Once in a while, value investors get an opportunity to buy beaten-up stocks that are on the verge of a new breakout.
Let’s take a look at these three companies to see why they might be good picks for a new value portfolio.
Life has been tough for BlackBerry investors over the last few years and many are still wondering if the company will survive.
For value investors who believe in the BlackBerry story, this is the ideal time to pick up the shares.
John Chen, BlackBerry’s CEO, recently said the restructuring process is over and the company is now moving forward with its new strategy targeted at enterprise customers.
The recent purchase of Movirtu is a step in that direction. The SIM card developer has a product that enables customers to set up multiple accounts or profiles on the same device. This gives companies the ability to split business and personal use by their employees, reducing admin costs and enabling better control of communication expenses.
BlackBerry is also launching a host of new hardware products. The Z3 is already seeing success and the new Passport should resonate well with a niche group of business customers. At its current size, BlackBerry only needs to sell about 10 million handsets per year to be profitable.
Manulife Financial Corp.
During the dark days of the financial crisis Manulife was forced to raise $2.5 billion in equity and cut its dividend by 50% to stabilize the balance sheet.
Today, the company is well capitalized and focused once again on growth.
Earlier this month, Manulife announced an agreement to pay $4 billion for the Canadian operations of Standard Life plc. The most interesting part of the deal is an agreement between the two companies to cross-sell products.
Value investors looking for a long-term catalyst for the stock should consider the potential of the Standard Life arrangement given the global reach the two companies currently enjoy.
Manulife also increased its dividend by 19%. The dividend payout ratio is only 24%, suggesting more hikes could follow.

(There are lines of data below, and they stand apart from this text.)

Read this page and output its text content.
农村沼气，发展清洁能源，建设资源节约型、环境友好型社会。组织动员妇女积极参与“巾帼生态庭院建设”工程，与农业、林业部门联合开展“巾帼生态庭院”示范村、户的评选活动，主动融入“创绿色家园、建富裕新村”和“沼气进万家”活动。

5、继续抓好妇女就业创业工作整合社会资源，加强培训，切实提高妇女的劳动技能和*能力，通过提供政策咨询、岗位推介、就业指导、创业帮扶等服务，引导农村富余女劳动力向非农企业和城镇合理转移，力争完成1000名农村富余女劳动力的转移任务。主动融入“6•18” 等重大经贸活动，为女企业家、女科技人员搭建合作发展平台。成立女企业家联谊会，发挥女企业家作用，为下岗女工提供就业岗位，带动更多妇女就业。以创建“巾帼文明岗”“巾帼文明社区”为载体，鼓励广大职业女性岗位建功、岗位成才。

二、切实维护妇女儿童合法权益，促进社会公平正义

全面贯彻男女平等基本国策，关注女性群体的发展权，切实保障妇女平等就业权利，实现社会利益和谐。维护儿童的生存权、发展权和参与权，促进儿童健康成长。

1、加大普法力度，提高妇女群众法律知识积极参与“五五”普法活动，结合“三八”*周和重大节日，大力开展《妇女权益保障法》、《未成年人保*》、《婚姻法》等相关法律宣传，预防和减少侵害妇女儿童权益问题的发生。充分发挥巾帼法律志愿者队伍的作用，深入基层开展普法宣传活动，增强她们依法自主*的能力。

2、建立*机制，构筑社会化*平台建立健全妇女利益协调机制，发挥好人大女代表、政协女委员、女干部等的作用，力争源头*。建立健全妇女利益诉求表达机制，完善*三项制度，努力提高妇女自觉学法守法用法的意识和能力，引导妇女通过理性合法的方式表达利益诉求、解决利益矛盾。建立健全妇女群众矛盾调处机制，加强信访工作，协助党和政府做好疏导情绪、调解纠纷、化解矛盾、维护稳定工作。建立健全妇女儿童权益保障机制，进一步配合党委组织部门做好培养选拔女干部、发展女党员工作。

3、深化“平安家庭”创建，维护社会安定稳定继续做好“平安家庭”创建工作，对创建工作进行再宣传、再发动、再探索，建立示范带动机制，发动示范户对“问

Finally, Manulife has a price-to-earnings ratio of about 10. If the Standard Life deal works out, the market could quickly move the stock higher to match its competitors. Sun Life Financial Inc. trades at 15 times earnings.
The 2011 Fukushima Daiichi nuclear disaster turned the lights out on the uranium market. Producers have since reduced output and delayed new mines in an effort to mitigate the negative price effects of a very oversupplied market.
Uranium prices dropped below $30 per pound in the summer but the surge in the past month to $36.50 per pound suggests the market may have seen its bottom.
Cameco owns one of the richest uranium assets on the planet and has done a good job of staying profitable amid the downturn. In the next 10 years, Cameco expects global uranium demand to jump from 170 million pounds to 240 million pounds as more than 90 net new reactors go into operation.
The lack of new mines means the uranium market could actually see a supply shortage in the coming years.
Japan is also expected to restart as many as 30 reactors by 2019. As soon as the Japanese restarts officially begin, investors could see a significant rise in Cameco’s shares.
Great futures ahead
BlackBerry, Manulife, and Cameco still have downside risk, but the long-term potential for these three companies is compelling given their current situations.